Is Sony’s New TV the Worst Use of Money Since Setting it on Fire?

At this point I thought we’d actually hit something of a peak in modern television performance. I mean there’s always the concepts out there for ultra-realistic 3D models or virtual reality type systems, but strictly speaking about traditional displays, and improving current technology, I look at my HDTV and think, “This is about as good as it gets, and I don’t think I need anything more.”

Sony’s hoping there aren’t too many people in the world like me, as they are aiming to put a TV on the market by the holidays that can only be described as excessive. Specifically, it’s an 80 inch LED TV that makes use of the new, better than 1080p, 4K Resolution that will serve as the flag bearer to Sony’s new XBR line. There’s no way to sugarcoat the price, as it will retail for a clean $30,000.

Now understand this. This TV cannot make you a sandwich, wisely invest your money (quite the opposite), take care of your pets while your away, or anything like that. In fact, the only thing that we know it can do so far is display a really pretty picture on a really big screen, that we can’t really comprehend because the only thing that can display a picture as clear as itself, is itself.
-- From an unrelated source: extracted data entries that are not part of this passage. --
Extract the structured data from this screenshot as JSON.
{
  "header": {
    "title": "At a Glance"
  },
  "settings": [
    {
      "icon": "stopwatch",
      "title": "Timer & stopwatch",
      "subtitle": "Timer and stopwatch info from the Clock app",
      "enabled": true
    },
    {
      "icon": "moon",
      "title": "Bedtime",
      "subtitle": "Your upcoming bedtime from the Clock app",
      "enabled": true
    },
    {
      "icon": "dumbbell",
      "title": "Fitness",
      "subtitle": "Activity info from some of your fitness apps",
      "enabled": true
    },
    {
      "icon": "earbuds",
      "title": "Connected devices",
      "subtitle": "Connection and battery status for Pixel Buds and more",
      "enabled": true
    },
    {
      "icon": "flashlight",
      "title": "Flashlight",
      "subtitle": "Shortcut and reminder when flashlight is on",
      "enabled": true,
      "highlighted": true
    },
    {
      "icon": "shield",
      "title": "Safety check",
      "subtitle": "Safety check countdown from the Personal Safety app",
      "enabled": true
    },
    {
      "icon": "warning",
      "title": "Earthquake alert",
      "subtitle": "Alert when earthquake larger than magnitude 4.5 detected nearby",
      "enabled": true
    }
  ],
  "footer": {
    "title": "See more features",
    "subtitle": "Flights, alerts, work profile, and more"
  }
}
Not only that, but Sharp is already working on an 8K TV that could debut even cheaper than this model.

Some have already pointed out that this model is actually cheaper than a previously announced 36 inch model by Eizo Nanao, and have gone back in time to remind us that the first plasma TVs debuted in 1997 for $35,000 and weren’t even capable of true HD. While that’s all very interesting, I hate to say that I don’t think the argument exists yet that will justify the purchase of a $30,000  TV that will be outdated by this time next year. Plus, I’m fairly certain that there isn’t much technology out there that can actually properly make use of this kind of display.

But hey, to be fair I’m not an early adopter, socially awkward type with a trust fund who I assume this TV is marketed at.